O mês de maio, marcado pelo Dia das Mães, também abre espaço para uma pauta urgente: a saúde mental materna. Especialistas apontam que muitas mulheres podem apresentar algum tipo de sofrimento psicológico durante a gestação ou no pós-parto, um cenário que se intensificou após a pandemia. A partir dessa realidade, a campanha Maio Furta-cor surge para ampliar o debate e dar visibilidade a casos muitas vezes ignorados pela romantização da maternidade.
Para a especialista Danielle Lawanda Cunha, psicóloga da Hapvida, falar sobre o tema é fundamental para provocar mudanças na perspectiva social sobre a maternidade. “A maternidade segue sendo romantizada socialmente, o que invisibiliza o sofrimento psíquico real das mulheres. A campanha cumpre um papel importante ao legitimar essas experiências e ampliar o debate público”, afirma.
Entre os quadros mais comuns, está a sobrecarga materna, ainda naturalizada. De acordo com a psicóloga Danielle Cunha, a sobrecarga pode levar ao esgotamento físico e emocional crônico. Para além do cansaço da rotina materna, que, normalmente, interfere na qualidade do sono e provoca mudanças no cotidiano da família, o esgotamento traz exaustão persistente, distanciamento afetivo do bebê e sensação de incapacidade. “Não é um cansaço que melhora com descanso pontual. É uma condição que tende a se agravar, se não houver intervenção”, explica a psicóloga.
Nesse período, as mães também podem enfrentar a depressão pós-parto, surgindo, geralmente, nas primeiras semanas após o nascimento do bebê ou até um ano pós-nascimento. Os sintomas incluem tristeza persistente, irritabilidade, alterações no sono e apetite, sentimento de culpa e dificuldade de criar vínculo com o bebê. Em casos mais graves, podem surgir até mesmo ideações suicidas.
Segundo a especialista da Hapvida, mesmo diante da intensidade dos sintomas, muitas mães ainda apresentam resistência em reconhecer quando não estão bem emocionalmente. “Existe um julgamento muito forte. A mulher sente que precisa dar conta de tudo e corresponder a um ideal de maternidade. Quando isso não acontece, surge a culpa, e, muitas vezes, o silêncio”, destaca Danielle Cunha.
Rede de apoio
A ausência de rede de apoio é um fator determinante para o agravamento desses sofrimentos psíquicos. Segundo a especialista, o suporte familiar e institucional é fundamental tanto para a prevenção quanto para o tratamento desses casos. “A rede de apoio reduz a sobrecarga, oferece suporte emocional e permite que a mãe tenha espaço para autocuidado”, pontua.

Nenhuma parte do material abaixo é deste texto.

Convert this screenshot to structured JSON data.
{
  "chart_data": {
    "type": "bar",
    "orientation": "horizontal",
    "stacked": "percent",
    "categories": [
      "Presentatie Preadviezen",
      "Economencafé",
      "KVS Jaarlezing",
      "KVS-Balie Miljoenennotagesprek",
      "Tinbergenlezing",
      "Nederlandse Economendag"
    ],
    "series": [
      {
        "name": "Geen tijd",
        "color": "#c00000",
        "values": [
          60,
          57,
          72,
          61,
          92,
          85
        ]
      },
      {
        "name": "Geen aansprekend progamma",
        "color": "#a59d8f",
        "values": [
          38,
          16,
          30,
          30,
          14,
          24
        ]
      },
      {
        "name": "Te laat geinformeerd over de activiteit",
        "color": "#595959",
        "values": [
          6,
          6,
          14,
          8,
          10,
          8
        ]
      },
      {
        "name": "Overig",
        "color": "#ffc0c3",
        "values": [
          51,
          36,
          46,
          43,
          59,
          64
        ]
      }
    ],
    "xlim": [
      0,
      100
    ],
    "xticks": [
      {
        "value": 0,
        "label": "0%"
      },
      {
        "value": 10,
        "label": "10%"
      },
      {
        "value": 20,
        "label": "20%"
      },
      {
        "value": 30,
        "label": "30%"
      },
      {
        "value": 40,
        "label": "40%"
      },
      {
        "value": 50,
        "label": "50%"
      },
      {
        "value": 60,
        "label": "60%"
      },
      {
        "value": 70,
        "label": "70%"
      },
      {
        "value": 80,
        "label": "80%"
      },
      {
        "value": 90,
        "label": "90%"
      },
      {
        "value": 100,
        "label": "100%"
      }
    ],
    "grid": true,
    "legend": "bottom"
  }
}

A importância de recorrer à ajuda profissional
Os impactos na saúde mental materna ultrapassam o bem-estar da mulher e atingem diretamente o desenvolvimento do bebê, ao interferir no vínculo e na dinâmica da mãe com o filho, influenciando também no desenvolvimento emocional e até cognitivo da criança.

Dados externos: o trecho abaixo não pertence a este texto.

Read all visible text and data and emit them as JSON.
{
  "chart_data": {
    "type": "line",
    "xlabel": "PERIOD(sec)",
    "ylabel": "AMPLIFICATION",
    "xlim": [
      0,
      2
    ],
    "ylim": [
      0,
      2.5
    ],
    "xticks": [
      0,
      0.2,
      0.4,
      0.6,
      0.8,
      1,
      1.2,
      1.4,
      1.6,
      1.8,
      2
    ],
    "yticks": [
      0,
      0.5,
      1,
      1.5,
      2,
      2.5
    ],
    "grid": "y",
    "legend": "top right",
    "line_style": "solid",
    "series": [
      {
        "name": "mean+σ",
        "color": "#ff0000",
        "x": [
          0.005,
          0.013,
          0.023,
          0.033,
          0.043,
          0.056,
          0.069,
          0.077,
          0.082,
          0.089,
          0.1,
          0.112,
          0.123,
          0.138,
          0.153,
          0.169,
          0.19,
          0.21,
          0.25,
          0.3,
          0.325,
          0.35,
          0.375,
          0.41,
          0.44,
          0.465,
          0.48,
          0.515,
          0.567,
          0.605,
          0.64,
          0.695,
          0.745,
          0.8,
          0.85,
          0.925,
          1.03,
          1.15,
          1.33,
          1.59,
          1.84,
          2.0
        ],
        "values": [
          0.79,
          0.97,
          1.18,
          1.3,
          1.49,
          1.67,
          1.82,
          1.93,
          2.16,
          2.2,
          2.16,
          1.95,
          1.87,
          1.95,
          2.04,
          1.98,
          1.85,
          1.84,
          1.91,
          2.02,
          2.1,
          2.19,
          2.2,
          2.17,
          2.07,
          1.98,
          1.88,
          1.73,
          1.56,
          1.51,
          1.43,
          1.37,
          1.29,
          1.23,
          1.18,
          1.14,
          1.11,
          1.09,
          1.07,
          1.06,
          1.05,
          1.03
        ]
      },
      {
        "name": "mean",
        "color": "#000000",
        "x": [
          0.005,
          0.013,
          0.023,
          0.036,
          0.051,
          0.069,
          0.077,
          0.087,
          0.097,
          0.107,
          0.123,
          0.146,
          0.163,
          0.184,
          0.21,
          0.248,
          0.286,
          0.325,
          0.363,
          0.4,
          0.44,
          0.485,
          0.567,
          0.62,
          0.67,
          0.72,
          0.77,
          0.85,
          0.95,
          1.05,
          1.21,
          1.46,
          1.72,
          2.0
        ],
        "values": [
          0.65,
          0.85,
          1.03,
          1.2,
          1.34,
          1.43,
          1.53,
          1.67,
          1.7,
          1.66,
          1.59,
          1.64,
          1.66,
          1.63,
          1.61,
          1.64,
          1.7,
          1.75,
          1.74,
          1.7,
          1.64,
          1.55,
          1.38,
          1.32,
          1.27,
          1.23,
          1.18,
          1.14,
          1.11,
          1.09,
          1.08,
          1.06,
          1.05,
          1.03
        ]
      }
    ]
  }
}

Diante de sinais persistentes de sofrimento, a recomendação de especialistas é buscar ajuda profissional o quanto antes. Psicólogos, psiquiatras e serviços de atenção básica são portas de entrada para o cuidado. “Quanto mais precoce a intervenção, melhores os desfechos”, reforça a especialista da Hapvida.

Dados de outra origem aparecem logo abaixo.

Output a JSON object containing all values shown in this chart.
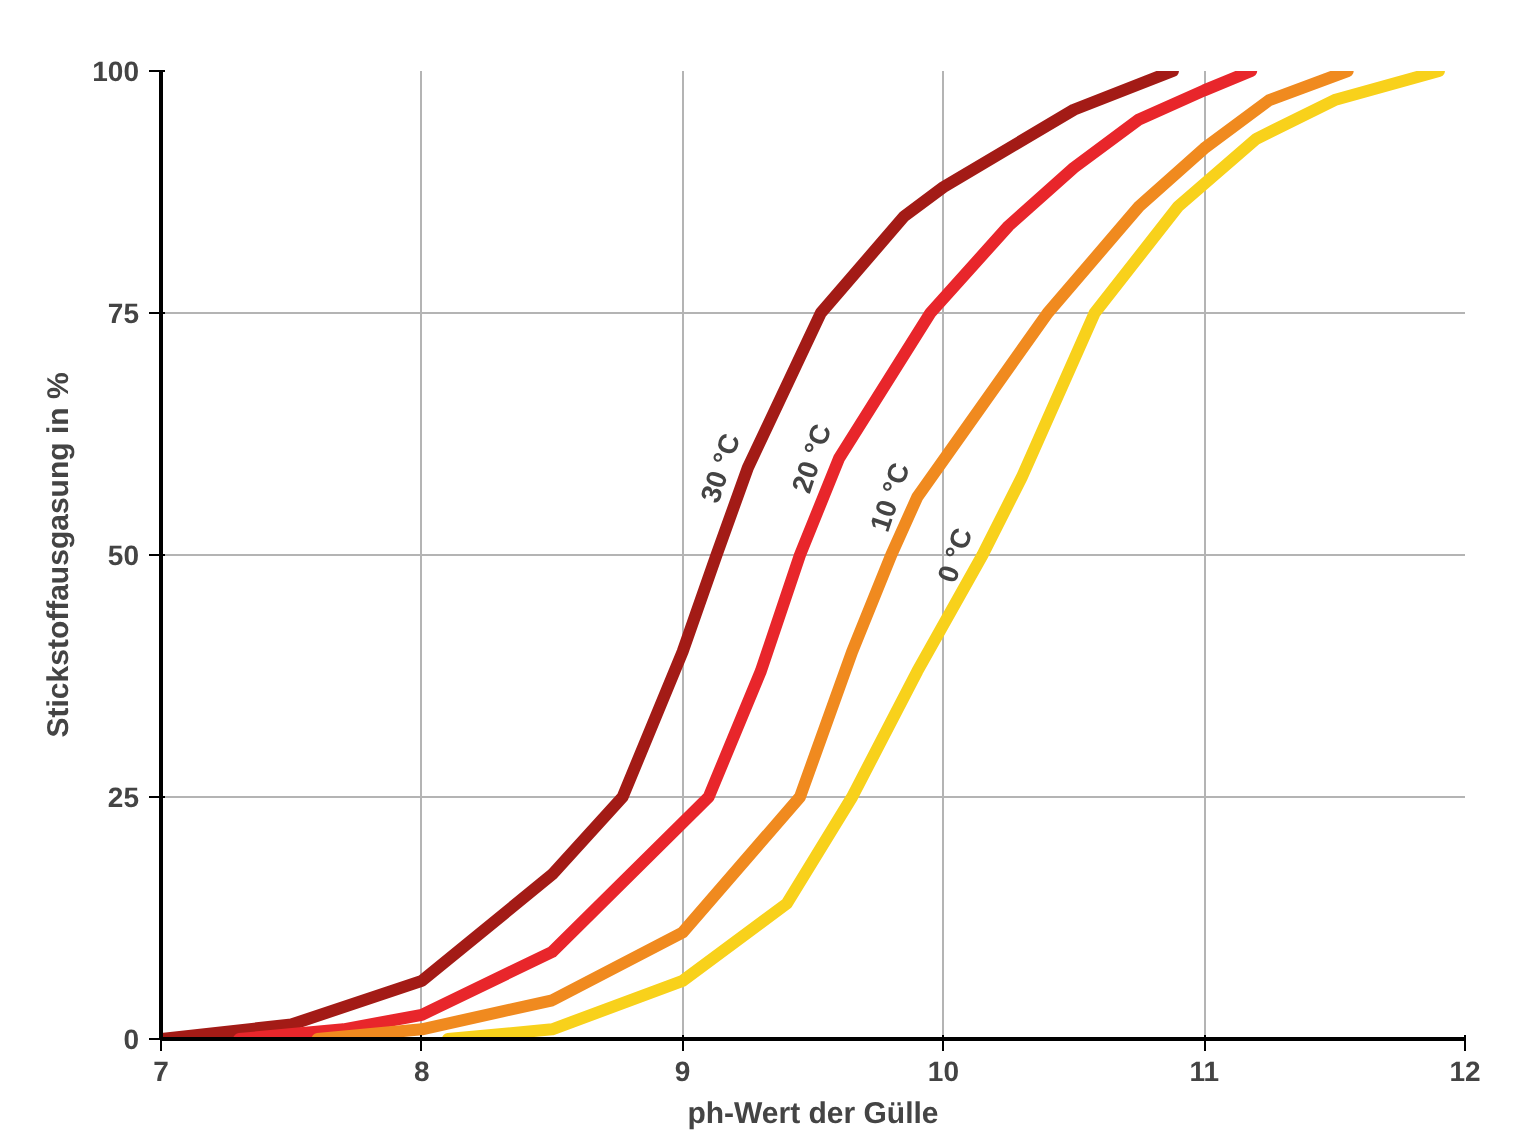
{
  "chart_data": {
    "type": "line",
    "xlabel": "ph-Wert der Gülle",
    "ylabel": "Stickstoffausgasung in %",
    "xlim": [
      7,
      12
    ],
    "ylim": [
      0,
      100
    ],
    "xticks": [
      7,
      8,
      9,
      10,
      11,
      12
    ],
    "yticks": [
      0,
      25,
      50,
      75,
      100
    ],
    "grid": true,
    "marker": "none",
    "line_style": "solid",
    "series": [
      {
        "color": "#a31b16",
        "x": [
          7.0,
          7.5,
          8.0,
          8.5,
          8.77,
          9.0,
          9.13,
          9.25,
          9.53,
          9.85,
          10.0,
          10.5,
          10.88
        ],
        "values": [
          0,
          1.5,
          6,
          17,
          25,
          40,
          50,
          59,
          75,
          85,
          88,
          96,
          100
        ]
      },
      {
        "color": "#e8262b",
        "x": [
          7.3,
          7.7,
          8.0,
          8.5,
          9.1,
          9.3,
          9.45,
          9.6,
          9.95,
          10.25,
          10.5,
          10.75,
          11.0,
          11.18
        ],
        "values": [
          0,
          1,
          2.5,
          9,
          25,
          38,
          50,
          60,
          75,
          84,
          90,
          95,
          98,
          100
        ]
      },
      {
        "color": "#f08a1f",
        "x": [
          7.6,
          8.0,
          8.5,
          9.0,
          9.45,
          9.65,
          9.8,
          9.9,
          10.4,
          10.75,
          11.0,
          11.25,
          11.55
        ],
        "values": [
          0,
          1,
          4,
          11,
          25,
          40,
          50,
          56,
          75,
          86,
          92,
          97,
          100
        ]
      },
      {
        "color": "#f8d11b",
        "x": [
          8.1,
          8.5,
          9.0,
          9.4,
          9.65,
          9.9,
          10.15,
          10.3,
          10.58,
          10.9,
          11.2,
          11.5,
          11.9
        ],
        "values": [
          0,
          1,
          6,
          14,
          25,
          38,
          50,
          58,
          75,
          86,
          93,
          97,
          100
        ]
      }
    ],
    "annotations": [
      {
        "text": "30 °C",
        "x": 9.25,
        "y": 59
      },
      {
        "text": "20 °C",
        "x": 9.6,
        "y": 60
      },
      {
        "text": "10 °C",
        "x": 9.9,
        "y": 56
      },
      {
        "text": "0 °C",
        "x": 10.15,
        "y": 50
      }
    ]
  }
}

A Hapvida possui esses e outros tipos de serviços, e pode ser uma aliada das mães que enfrentam quadros de sofrimento psicológico ao oferecer a telemedicina, permitindo que a paciente busque ajuda sem sair de casa. “A telemedicina reduz barreiras como o deslocamento e o tempo que se gasta para ir até o hospital, isso permite acesso mais rápido ao cuidado e maior continuidade no acompanhamento”, salienta a psicóloga.
“Além disso, nós adotamos protocolos institucionais voltados ao puerpério, oferecendo um atendimento mais humanizado e integrado, favorecendo a identificação precoce de sinais de sofrimento psíquico”, conclui.